标题：High glucose induces apoptosis in embryonic neural progenitor cells by a pathway involving protein PKCδ
作者：Liu, S.;Yuan, Q.;Zhao, S.;Wang, J.;Guo, Y.;Wang, F.;Zhang, Y.;Liu, Q.;Zhang, S.;Ling, E.-A.;Hao, A.
作者机构：Department of Histology and Embryology, Key Laboratory of the Ministry of Education for Experimental Teratology, Shandong Univer
通讯作者地址：[Hao, AJ]Shandong Univ, Sch Med, Dept Histol & Embryol, Key Lab Minist Educ Expt Teratol, 44 Wenhua Xi Rd, Jinan 250012, Shandong, Peoples R China.

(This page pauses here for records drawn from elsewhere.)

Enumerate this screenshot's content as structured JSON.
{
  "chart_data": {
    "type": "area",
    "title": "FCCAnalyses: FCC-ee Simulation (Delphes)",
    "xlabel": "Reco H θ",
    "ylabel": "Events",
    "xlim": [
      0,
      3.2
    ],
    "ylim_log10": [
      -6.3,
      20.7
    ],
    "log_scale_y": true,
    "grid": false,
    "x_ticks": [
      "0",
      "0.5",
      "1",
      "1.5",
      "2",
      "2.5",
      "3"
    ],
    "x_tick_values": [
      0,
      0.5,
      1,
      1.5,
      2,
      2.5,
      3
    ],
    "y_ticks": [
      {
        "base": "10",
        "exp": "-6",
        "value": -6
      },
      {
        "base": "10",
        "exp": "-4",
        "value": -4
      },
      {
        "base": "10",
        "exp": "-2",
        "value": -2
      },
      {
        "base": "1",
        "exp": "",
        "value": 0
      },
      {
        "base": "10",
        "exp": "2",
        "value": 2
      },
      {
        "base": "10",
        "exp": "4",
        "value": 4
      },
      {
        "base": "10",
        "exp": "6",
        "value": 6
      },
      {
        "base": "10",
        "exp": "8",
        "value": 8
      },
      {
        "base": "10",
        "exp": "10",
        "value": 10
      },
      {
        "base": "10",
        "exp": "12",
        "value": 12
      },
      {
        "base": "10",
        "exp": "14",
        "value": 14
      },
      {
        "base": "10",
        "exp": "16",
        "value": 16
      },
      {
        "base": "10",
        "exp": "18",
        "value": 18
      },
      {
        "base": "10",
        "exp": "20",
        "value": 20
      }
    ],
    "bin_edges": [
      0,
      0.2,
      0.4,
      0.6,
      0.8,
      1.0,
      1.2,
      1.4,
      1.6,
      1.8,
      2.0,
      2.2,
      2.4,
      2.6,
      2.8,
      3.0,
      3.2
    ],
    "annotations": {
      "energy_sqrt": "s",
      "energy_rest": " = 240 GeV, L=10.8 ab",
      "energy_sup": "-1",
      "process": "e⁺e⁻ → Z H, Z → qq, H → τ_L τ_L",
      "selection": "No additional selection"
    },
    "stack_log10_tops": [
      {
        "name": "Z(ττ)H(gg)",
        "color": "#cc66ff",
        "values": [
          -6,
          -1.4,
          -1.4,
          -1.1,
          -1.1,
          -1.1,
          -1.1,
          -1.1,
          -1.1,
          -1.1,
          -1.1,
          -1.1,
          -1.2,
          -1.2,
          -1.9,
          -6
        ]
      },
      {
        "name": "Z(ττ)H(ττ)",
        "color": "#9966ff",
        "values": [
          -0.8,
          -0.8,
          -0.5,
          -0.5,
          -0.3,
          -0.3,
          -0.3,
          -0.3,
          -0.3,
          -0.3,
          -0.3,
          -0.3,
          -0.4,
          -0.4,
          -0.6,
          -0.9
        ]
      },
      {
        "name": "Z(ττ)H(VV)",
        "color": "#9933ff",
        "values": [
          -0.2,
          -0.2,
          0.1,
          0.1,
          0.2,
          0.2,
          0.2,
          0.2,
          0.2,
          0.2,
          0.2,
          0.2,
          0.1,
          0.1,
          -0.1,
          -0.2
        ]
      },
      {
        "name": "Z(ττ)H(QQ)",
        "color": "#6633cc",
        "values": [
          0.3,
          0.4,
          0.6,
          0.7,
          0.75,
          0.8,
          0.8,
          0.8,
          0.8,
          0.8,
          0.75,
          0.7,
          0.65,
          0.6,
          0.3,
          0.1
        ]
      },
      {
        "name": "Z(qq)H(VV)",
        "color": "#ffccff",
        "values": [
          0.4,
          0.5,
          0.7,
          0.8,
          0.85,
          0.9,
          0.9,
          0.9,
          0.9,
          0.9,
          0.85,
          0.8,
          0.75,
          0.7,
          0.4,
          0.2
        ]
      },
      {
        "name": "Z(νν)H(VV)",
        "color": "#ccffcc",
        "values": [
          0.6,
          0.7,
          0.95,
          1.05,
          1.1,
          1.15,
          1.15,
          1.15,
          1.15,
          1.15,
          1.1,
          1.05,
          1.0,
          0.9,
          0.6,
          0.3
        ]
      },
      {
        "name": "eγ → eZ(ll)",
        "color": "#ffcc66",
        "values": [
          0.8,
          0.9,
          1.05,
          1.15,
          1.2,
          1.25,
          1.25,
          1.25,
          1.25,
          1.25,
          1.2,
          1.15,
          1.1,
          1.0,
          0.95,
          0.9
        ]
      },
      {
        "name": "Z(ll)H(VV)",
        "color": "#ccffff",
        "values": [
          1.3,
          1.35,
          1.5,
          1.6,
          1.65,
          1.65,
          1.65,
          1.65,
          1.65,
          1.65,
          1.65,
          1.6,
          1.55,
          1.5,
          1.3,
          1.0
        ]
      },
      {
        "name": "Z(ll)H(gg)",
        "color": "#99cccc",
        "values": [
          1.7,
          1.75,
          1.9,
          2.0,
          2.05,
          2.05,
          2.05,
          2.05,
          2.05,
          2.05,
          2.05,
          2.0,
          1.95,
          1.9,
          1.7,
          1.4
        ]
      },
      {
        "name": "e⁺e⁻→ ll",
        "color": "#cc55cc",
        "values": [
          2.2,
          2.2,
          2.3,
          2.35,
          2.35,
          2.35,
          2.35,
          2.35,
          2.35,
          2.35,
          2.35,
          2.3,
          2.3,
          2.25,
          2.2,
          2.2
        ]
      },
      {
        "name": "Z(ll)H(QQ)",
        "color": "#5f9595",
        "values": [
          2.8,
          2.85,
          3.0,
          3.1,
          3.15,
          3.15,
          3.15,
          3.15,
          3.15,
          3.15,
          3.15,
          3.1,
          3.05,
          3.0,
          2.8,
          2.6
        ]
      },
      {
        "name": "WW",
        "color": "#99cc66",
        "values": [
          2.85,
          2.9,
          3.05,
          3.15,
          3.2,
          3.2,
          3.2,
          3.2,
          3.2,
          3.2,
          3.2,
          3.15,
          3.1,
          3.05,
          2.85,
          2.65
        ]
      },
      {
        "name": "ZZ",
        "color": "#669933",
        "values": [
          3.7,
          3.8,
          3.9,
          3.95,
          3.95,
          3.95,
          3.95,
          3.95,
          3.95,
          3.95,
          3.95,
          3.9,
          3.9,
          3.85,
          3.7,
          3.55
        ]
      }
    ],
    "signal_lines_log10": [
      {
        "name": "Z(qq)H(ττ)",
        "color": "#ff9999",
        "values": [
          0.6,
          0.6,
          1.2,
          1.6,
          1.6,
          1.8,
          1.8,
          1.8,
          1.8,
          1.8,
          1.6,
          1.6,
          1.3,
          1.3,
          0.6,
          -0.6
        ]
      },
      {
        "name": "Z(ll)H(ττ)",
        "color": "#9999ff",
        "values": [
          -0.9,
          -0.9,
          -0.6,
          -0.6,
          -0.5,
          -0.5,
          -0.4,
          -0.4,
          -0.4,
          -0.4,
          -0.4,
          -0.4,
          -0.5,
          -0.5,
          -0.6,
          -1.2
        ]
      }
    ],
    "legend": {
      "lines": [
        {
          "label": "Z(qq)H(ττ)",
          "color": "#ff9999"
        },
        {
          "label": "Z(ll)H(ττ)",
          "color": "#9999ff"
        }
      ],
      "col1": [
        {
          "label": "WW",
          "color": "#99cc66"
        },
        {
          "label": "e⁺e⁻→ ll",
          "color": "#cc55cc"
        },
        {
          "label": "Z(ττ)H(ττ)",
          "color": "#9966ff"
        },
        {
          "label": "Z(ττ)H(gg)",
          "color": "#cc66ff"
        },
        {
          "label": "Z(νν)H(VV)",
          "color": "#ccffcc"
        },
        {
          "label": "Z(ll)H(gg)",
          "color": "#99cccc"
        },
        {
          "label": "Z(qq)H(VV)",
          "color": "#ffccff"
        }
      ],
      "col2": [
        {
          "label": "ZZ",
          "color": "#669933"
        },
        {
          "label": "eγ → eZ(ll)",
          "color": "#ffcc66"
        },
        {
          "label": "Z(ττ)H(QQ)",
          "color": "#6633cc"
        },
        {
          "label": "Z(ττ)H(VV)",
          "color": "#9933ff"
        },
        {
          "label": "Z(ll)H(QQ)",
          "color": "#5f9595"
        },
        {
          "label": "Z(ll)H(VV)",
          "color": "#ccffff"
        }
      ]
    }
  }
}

关键词：Apoptosis;C-Abl;High glucose;Neural progenitor cells;P53;PKCδ
摘要：Diabetic-induced neural tube defects in embryos are caused by apoptosis of neural progenitor cells (NPCs); however, the underlying mechanisms are poorly understood. The present study is aimed to investigate the specific cellular proteins that may be involved in apoptosis of NPCs. We show here that hyperglycemia-induced apoptosis of NPCs was through a PKCδ-dependent mechanism. Tyrosine phosphorylation of PKCδ was required for PKCδ binding to c-Abl in the cytoplasm, and inhibition of c-Abl by STI571 or knock-down of c-Abl by RNAi decreased the phosphorylation of PKCδ. Moreover, translocation of PKCδ and c-Abl complex from the cytoplasm to the nucleus, was blocked by down-regulation of PKCδ or c-Abl. Furthermore, we found that interaction of PKCδ and c-Abl played a crucial role in p53 accumulation in the nucleus, which was linked to the apoptosis of NPCs in response to high glucose.